Figure 2: The Cultural Valley in the Smile–Altruism Link.
Note: The x-axis plots 10 deciles of cultural distance. The y-axis plots the effects of smiles on altruistic behaviors within each decile. For the extensive-margin regression visualized in the top panel, Failure l is an indicator variable that equals 1 if the fundraising campaign for loan l fails. For the intensive-margin regression visualized in the bottom panel, Days to fundl is the number of days it takes for loan l to be funded. Smilel is the activation intensity of AU12 (the oblique widening of the lip corners) algorithmically measured from the photos of the fundraisers. Cultural distancel is the average cultural distance (Obradovich et al., 2022) between loan l’s receiver and all potential senders who are active on the Kiva platform in the year that loan l is posted.

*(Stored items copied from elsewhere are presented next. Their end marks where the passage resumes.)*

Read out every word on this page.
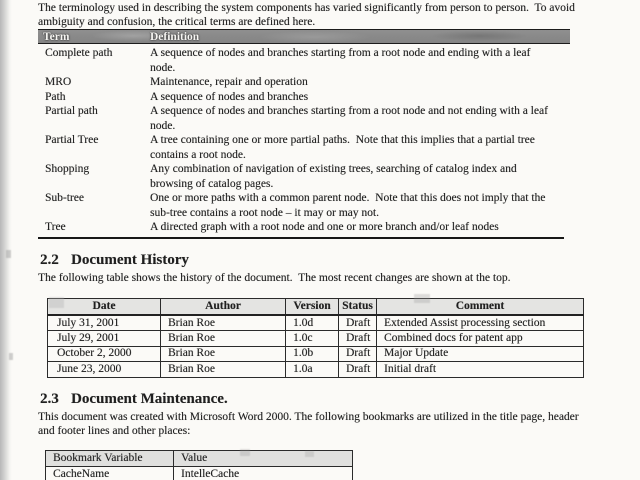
The terminology used in describing the system components has varied significantly from person to person.  To avoid ambiguity and confusion, the critical terms are defined here.

Term	Definition
Complete path	A sequence of nodes and branches starting from a root node and ending with a leaf node.
MRO	Maintenance, repair and operation
Path	A sequence of nodes and branches
Partial path	A sequence of nodes and branches starting from a root node and not ending with a leaf node.
Partial Tree	A tree containing one or more partial paths.  Note that this implies that a partial tree contains a root node.
Shopping	Any combination of navigation of existing trees, searching of catalog index and browsing of catalog pages.
Sub-tree	One or more paths with a common parent node.  Note that this does not imply that the sub-tree contains a root node – it may or may not.
Tree	A directed graph with a root node and one or more branch and/or leaf nodes
2.2 Document History

The following table shows the history of the document.  The most recent changes are shown at the top.

Date	Author	Version	Status	Comment
July 31, 2001	Brian Roe	1.0d	Draft	Extended Assist processing section
July 29, 2001	Brian Roe	1.0c	Draft	Combined docs for patent app
October 2, 2000	Brian Roe	1.0b	Draft	Major Update
June 23, 2000	Brian Roe	1.0a	Draft	Initial draft
2.3 Document Maintenance.

This document was created with Microsoft Word 2000. The following bookmarks are utilized in the title page, header and footer lines and other places:

Bookmark Variable	Value
CacheName	IntelleCache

The cultural valley suggests the existence of an optimal degree of cultural distinctiveness that enhances the communicative power of smiles. A further decomposition of the cultural-distance measure shows contemporary, secular cultural differences (e.g., interests in news, entertainment, and multinational brand engagement) are more prominent moderators of the smile effect than religious or linguistic cultural differences.
Platforms can improve fundraising outcomes by matching fundraisers with donors at optimal cultural distances, where smiles are most likely to be interpreted positively and build trust. More broadly, in the increasingly digital and global fundraising landscape, platform designs can benefit from awareness of cultural differences.
Baltrusaitis, T., Zadeh, A., Lim, Y. C., & Morency, L.-P. (2018). OpenFace 2.0: Facial Behavior Analysis Toolkit. 2018 13th IEEE International Conference on Automatic Face & Gesture Recognition (FG 2018), 59–66.
Obradovich, N., Özak, Ö., Martín, I., Ortuño-Ortín, I., Awad, E., Cebrián, M., Cuevas, R., Desmet, K., Rahwan, I., & Cuevas, Á. (2022). Expanding the measurement of culture with a sample of two billion humans. Journal of The Royal Society Interface, 19 (190), 20220085.